As a historian, and one who absolutely loves the study of the post-World War II U.S., I am always amazed by how we use Dr. King as a metaphor. He is, at once, a synonym to the Civil Rights Movement, the influence of the black church, and positive black manhood. Now, while none of those is a bad thing, they don't leave much room for him as a person; one who didn't spring from somewhere as a full-fledged leader, but whose life experiences shaped and--the part the metaphor most obscures--continually changed his philosophies.
As a mom to a school-aged child, I understand the usefulness of the metaphor. You can explain to children the bare bones of segregation, as "white people and black people couldn't...", but answering the question of, "why did it change?" is a lot more difficult. So you pull out the King metaphor, highlight it with a touch of school segregation (to make it relevant!) a dash of Rosa Parks and a smidge of "I Have a Dream" and voila! They get it.
Somewhat. You see, we can tell King's life in a very linear fashion, where it makes sense that point A (alternately his birth to a preacher and teacher OR the incident in which he was told he could no longer play with his white friends) led to point Z (usually identified as the March on Washington). My nephew has absorbed the metaphor quite well. His one minute rendition of Jim Crow and it's demise: "When he was a little boy, he played football with his friends and two of 'em were white and then they said they couldn't play with him anymore and he was upset. So, when he got big, he had a dream And so, before Dr. King, white people and black people couldn't play together and after Dr. King, they could." And we nod our heads and think, that will suffice.
Unfortunately, we remain content to let that suffice for far too long. To a point where people become resistant to learning anything else. And no, I'm not throwing up my hands and lamenting the fact that, "All they know is MLK!" I want them to know MLK and other people, too. But I also want my son to know more than names and big events. I want him to understand that segregation wasn't just about separation--it wasn't just that white and black kids couldn't play together, but that there is a whole ideology of superiority and inferiority coded into that separation.

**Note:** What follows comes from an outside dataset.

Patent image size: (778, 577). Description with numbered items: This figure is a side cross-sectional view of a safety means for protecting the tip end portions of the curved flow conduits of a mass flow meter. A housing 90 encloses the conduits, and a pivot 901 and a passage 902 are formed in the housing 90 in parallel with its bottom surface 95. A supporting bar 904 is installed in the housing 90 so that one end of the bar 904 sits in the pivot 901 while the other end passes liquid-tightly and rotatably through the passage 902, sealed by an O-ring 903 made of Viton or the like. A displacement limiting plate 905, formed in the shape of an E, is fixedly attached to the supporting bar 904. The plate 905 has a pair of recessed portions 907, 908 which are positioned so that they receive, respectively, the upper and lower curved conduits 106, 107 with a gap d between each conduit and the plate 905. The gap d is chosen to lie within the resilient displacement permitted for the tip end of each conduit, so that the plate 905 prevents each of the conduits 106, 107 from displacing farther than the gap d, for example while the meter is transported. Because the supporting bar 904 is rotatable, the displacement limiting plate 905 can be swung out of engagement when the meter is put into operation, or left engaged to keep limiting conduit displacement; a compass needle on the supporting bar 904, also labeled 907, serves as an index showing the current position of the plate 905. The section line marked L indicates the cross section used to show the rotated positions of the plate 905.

And I want him to understand about grassroots activities, especially the roles women played as organizers. I think this history is too important to be understood solely as a metaphor.

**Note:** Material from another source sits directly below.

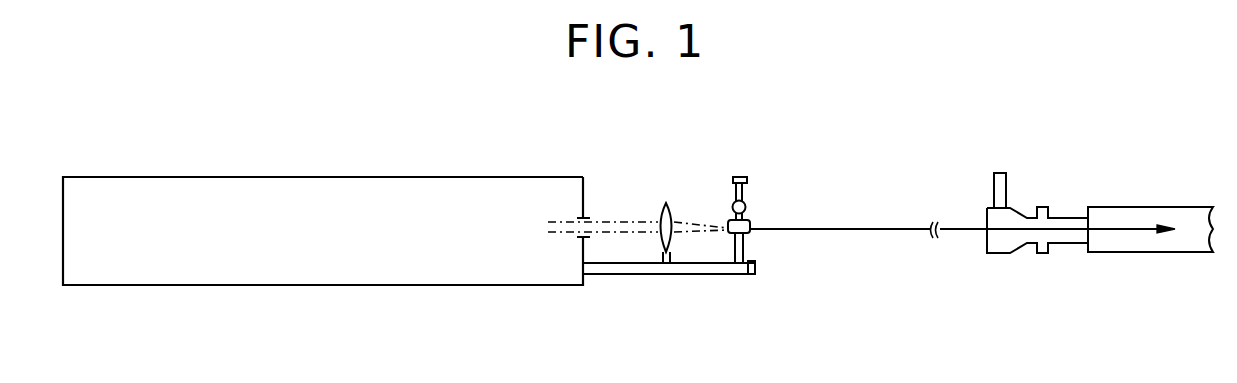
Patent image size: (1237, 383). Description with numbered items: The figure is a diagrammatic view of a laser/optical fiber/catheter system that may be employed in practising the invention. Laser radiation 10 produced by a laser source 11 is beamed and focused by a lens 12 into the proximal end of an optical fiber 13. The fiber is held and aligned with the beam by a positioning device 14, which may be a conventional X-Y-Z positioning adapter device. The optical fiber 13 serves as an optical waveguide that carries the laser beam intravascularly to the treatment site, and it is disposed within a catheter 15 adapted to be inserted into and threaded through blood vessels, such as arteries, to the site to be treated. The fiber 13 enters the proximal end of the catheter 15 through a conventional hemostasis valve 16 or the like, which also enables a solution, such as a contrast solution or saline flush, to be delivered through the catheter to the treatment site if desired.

I have a person-as-metaphor left over from my childhood, too. It is centered around Mohandas Ghandi, whom I know primarily in terms of Dr. King's adherence to non-violent protest. Thus, I admire Ghandi from afar, as the securer of India's freedom (ah, metaphor) and an influence on the CRM. I have this quote by him appended to my e-mail signature:
What difference does it make to the dead, the orphans and the homeless, whether the mad destruction is wrought under the name of totalitarianism or the holy name of liberty or democracy?And because I understand Ghandi in simplistic, metaphorical terms, I was content to quote him.

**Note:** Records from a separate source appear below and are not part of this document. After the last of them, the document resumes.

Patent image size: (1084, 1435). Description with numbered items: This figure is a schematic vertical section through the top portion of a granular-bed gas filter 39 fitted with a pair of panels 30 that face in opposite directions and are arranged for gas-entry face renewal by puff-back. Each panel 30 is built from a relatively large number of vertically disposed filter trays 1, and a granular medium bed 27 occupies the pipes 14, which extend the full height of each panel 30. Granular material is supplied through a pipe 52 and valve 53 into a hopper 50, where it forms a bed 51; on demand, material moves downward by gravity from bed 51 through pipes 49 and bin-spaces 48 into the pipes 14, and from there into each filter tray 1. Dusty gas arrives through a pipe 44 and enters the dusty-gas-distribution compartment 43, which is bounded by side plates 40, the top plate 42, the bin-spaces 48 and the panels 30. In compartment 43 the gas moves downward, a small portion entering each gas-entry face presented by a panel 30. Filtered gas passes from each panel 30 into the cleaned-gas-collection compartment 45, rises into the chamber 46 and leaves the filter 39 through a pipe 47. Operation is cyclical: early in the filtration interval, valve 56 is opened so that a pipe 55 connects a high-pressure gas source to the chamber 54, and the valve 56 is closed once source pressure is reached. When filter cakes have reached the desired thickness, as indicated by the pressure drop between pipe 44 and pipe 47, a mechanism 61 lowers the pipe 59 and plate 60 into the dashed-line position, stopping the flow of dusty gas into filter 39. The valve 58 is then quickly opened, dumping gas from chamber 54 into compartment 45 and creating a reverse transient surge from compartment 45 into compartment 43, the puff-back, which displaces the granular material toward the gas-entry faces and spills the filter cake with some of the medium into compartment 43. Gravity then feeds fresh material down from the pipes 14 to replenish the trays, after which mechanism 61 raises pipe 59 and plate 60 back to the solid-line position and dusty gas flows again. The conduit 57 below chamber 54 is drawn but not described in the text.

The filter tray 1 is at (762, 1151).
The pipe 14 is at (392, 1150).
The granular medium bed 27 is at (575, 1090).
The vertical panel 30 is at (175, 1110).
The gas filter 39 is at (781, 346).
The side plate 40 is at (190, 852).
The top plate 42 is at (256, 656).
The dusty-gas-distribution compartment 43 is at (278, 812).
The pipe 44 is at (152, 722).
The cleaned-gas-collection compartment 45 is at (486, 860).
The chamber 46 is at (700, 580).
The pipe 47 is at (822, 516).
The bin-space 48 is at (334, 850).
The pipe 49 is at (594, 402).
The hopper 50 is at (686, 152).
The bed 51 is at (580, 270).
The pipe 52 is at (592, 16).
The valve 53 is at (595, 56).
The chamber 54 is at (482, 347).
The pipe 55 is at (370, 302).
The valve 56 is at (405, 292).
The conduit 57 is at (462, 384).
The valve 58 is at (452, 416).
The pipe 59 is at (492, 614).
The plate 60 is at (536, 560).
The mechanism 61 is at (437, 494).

But, one of the friends I e-mail regularly is Jewish, and last night, she sent me this
You might want to rethink quoting Gandhi. I discovered that Gandhi recommended, when Hitler started imposing discriminatory laws against the Jews in the 1930s, that all German Jews commit suicide. After the war, when challenged, he stuck to his recommendation!Thus, in the weeks since she has learned this, her metaphor of Ghandi, which was similar to mine, has changed. And because I am trapped in thinking not of Ghandi, but of what I was taught about Ghandi, I am really disturbed.